ASRC Aerospace is the prime contractor for the university-Affiliated Spaceport Technology Development Contract (USTDC) to design ground support equipment and develop new technologies. The company has been engaged in designing the new mobile launcher and modifying the launch pads. ASRC has also been involved in other scientific research. The USTDC contract expired on October 31, 2010, and future contracts at Kennedy Space Center remain uncertain, given the agency's direction to abandon the Constellation program as well as the scheduled end of the Space Shuttle Program. ASRC Aerospace has laid-off approximately 20% of its workforce in 2010 on the USTDC contract, including subcontractors.

For its work at NASA KSC and other field centers, Florida Lt. Governor Toni Jennings awarded ASRC Aerospace 2006 Florida Space Business Award for leadership in innovative approaches to developing breakthrough technologies for space exploration.

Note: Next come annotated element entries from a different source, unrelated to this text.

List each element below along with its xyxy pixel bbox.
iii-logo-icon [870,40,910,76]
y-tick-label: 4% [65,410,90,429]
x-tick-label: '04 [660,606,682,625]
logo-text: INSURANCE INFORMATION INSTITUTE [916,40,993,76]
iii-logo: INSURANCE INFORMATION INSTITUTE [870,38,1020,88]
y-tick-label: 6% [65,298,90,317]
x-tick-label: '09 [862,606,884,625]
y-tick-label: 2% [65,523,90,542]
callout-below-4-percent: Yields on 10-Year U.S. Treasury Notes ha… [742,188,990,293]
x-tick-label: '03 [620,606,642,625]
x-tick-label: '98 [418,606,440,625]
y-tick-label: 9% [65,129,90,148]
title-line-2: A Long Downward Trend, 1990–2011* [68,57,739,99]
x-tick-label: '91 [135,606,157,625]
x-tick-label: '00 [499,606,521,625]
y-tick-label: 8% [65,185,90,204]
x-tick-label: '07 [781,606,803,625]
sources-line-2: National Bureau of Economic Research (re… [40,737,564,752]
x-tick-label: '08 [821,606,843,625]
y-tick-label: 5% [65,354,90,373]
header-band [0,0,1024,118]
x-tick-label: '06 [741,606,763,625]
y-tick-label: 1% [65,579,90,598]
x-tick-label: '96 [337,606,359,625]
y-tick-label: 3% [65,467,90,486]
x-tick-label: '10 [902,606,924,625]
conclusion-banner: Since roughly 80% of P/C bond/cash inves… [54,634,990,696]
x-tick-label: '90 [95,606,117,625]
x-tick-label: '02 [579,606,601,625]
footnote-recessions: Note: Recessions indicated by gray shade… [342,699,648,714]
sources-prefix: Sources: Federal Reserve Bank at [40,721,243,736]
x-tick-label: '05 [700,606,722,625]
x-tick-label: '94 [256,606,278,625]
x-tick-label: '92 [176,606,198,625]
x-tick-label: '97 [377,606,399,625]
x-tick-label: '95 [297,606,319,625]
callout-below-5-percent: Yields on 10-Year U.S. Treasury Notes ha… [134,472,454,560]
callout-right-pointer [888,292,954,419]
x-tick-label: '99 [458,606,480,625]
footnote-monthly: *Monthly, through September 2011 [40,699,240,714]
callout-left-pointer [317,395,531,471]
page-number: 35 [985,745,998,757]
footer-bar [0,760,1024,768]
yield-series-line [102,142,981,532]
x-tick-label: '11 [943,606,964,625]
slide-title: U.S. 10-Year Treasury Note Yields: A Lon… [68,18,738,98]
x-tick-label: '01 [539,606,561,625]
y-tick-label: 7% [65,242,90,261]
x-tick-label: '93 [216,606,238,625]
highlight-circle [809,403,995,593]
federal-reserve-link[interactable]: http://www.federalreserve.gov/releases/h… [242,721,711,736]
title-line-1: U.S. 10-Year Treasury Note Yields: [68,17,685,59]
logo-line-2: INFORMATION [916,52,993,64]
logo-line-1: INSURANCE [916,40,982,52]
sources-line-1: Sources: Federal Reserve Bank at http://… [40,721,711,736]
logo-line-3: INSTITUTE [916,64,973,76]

The National Aeronautics and Space Administration (NASA) presented the George M. Low award to ASRC Aerospace Corporation on February 26, 2008, in recognition of sustained, high quality performance in launch site design engineering, project management, technology development, and technical support services.

====Major Contracts====
- University-Affiliated Spaceport Technology Development Contract (USTDC), Kennedy Space Center, FL
- Glenn Engineering and Scientific Services (GESS-2), NASA Glenn Research Center in Cleveland, Ohio
- Several contracts for the Department of Defense
- Information Technology Support Contract for the Department of Energy
- USAF Space and Missile Systems Center (SMC) Technical Assistance Support Services (TASS)
- NASA Space Communications Network Services (SCNS)

==Ranking==
In 2016, ASRC was ranked as the fourth best of 92 oil, gas, and mining companies on indigenous rights in the Arctic.

In 2021, ASRC was ranked as no. 14 most environmentally responsible company out of 120 oil, gas, and mining companies involved in resource extraction north of the Arctic Circle in the Arctic Environmental Responsibility Index.